He says logic and equity suggest that pre-1990 forest owners should be properly compensated for not being able to convert land to other uses and be allowed to offset. In other words, they should be allowed to replant trees following harvest in a different location.

At the same time, owners of post-1989 forests must be able to claim for carbon sequestered through all five years of Kyoto's first commitment period (2008 to 2012). To do this, they need to be able to register qualifying afforestation projects this year and be entitled to sell into international carbon markets as per the current ETS timetable and design.

The income they derive from this will help encourage the afforestation needed to ensure sustainable land use.

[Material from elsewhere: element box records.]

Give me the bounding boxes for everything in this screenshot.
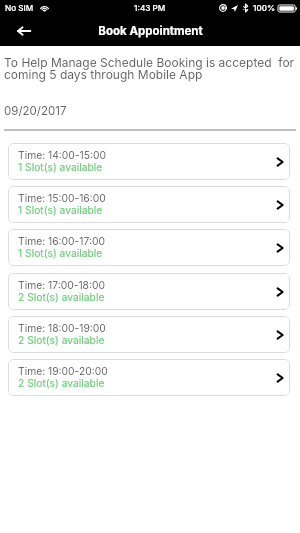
- staticText: Time: 18:00-19:00: [18, 322, 106, 334]
- staticText: 1 Slot(s) available: [18, 247, 103, 259]
- staticText: 09/20/2017: [4, 104, 67, 118]
- staticText: 1 Slot(s) available: [18, 161, 103, 173]
- staticText: 2 Slot(s) available: [18, 377, 105, 389]
- button[interactable]: Time: 18:00-19:00: [8, 316, 290, 353]
- staticText: Time: 19:00-20:00: [18, 365, 108, 377]
- staticText: No SIM: [5, 3, 34, 13]
- button[interactable]: Back: [0, 16, 44, 46]
- staticText: 2 Slot(s) available: [18, 334, 105, 346]
- button[interactable]: Time: 15:00-16:00: [8, 186, 290, 223]
- button[interactable]: Time: 17:00-18:00: [8, 273, 290, 310]
- button[interactable]: Time: 19:00-20:00: [8, 359, 290, 396]
- button[interactable]: Time: 16:00-17:00: [8, 229, 290, 266]
- staticText: 1:43 PM: [134, 3, 166, 13]
- staticText: Book Appointment: [98, 24, 203, 38]
- staticText: 1 Slot(s) available: [18, 204, 103, 216]
- staticText: Time: 14:00-15:00: [18, 149, 106, 161]
- staticText: Time: 16:00-17:00: [18, 235, 105, 247]
- staticText: 100%: [253, 3, 276, 13]
- staticText: Time: 15:00-16:00: [18, 192, 106, 204]
- button[interactable]: Time: 14:00-15:00: [8, 143, 290, 180]
- staticText: Time: 17:00-18:00: [18, 279, 105, 291]
- staticText: 2 Slot(s) available: [18, 291, 105, 303]
- staticText: To Help Manage Schedule Booking is accep…: [4, 55, 296, 82]
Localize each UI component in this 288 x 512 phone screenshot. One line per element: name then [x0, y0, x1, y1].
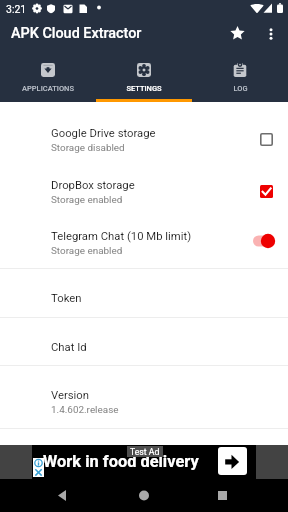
button[interactable]: Recents [208, 479, 236, 512]
staticText: Version [51, 389, 90, 402]
staticText: APPLICATIONS [22, 84, 74, 93]
button[interactable]: Telegram Chat (10 Mb limit) [0, 205, 288, 268]
button[interactable]: Google Drive storage [0, 102, 288, 154]
staticText: Telegram Chat (10 Mb limit) [51, 230, 192, 243]
staticText: SETTINGS [126, 84, 162, 93]
button[interactable]: More options [258, 21, 284, 47]
button[interactable]: APPLICATIONS [0, 52, 96, 102]
staticText: Test Ad [130, 447, 160, 457]
button[interactable]: DropBox storage [0, 154, 288, 205]
button[interactable]: Enabled [253, 178, 279, 204]
button[interactable]: LOG [192, 52, 288, 102]
staticText: Storage enabled [51, 245, 123, 257]
button[interactable]: Back [52, 479, 80, 512]
staticText: Work in food delivery [43, 452, 199, 471]
button[interactable]: Work in food delivery advertisement [32, 445, 256, 479]
button[interactable]: Open ad [218, 447, 247, 475]
staticText: Token [51, 292, 82, 305]
button[interactable]: Chat Id [0, 318, 288, 365]
staticText: 1.4.602.release [51, 404, 119, 416]
staticText: Google Drive storage [51, 127, 156, 140]
button[interactable]: Disabled [253, 126, 279, 152]
button[interactable]: Token [0, 269, 288, 317]
staticText: Storage enabled [51, 194, 123, 206]
staticText: Chat Id [51, 341, 87, 354]
staticText: LOG [233, 84, 248, 93]
button[interactable]: Favorite [222, 17, 252, 47]
staticText: DropBox storage [51, 179, 135, 192]
button[interactable]: Telegram chat enabled [245, 228, 279, 254]
button[interactable]: Version [0, 366, 288, 428]
staticText: APK Cloud Extractor [11, 25, 142, 42]
button[interactable]: SETTINGS [96, 52, 192, 102]
button[interactable]: Ad info [33, 458, 44, 477]
staticText: Storage disabled [51, 142, 125, 154]
button[interactable]: Home [130, 479, 158, 512]
staticText: 3:21 [6, 3, 27, 15]
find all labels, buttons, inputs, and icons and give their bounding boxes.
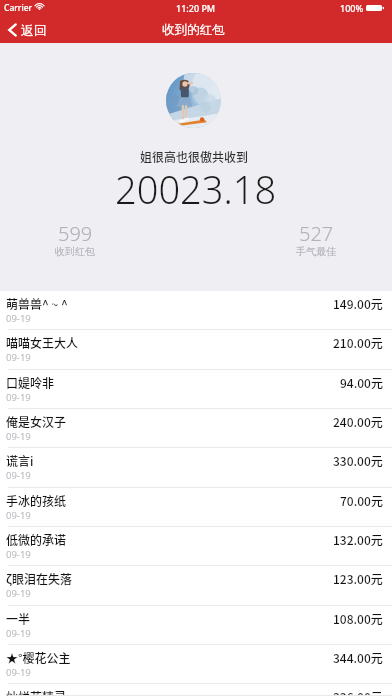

"As for all emitters in the NZ economy, the best compromise would be to transition emissions from all sectors into the scheme at the same time * with obligations imposed on all emitters no later than 2011. That would give everyone time to adjust and ensure there was a basis for a viable market for NZ emission units from day one.

"At the same time, the slippage we are seeing with target dates for politically sensitive sectors cannot keep happening.

"New Zealand's reputation as a clean and green producer of food and fibre is inextricably linked to its response to climate change. "If we are a leader, this reputation is enhanced. If we are a follower we run the risk of losing that reputation and at worst, having to face barriers to trade with those countries which have had the political strength to face up to their responsibilities."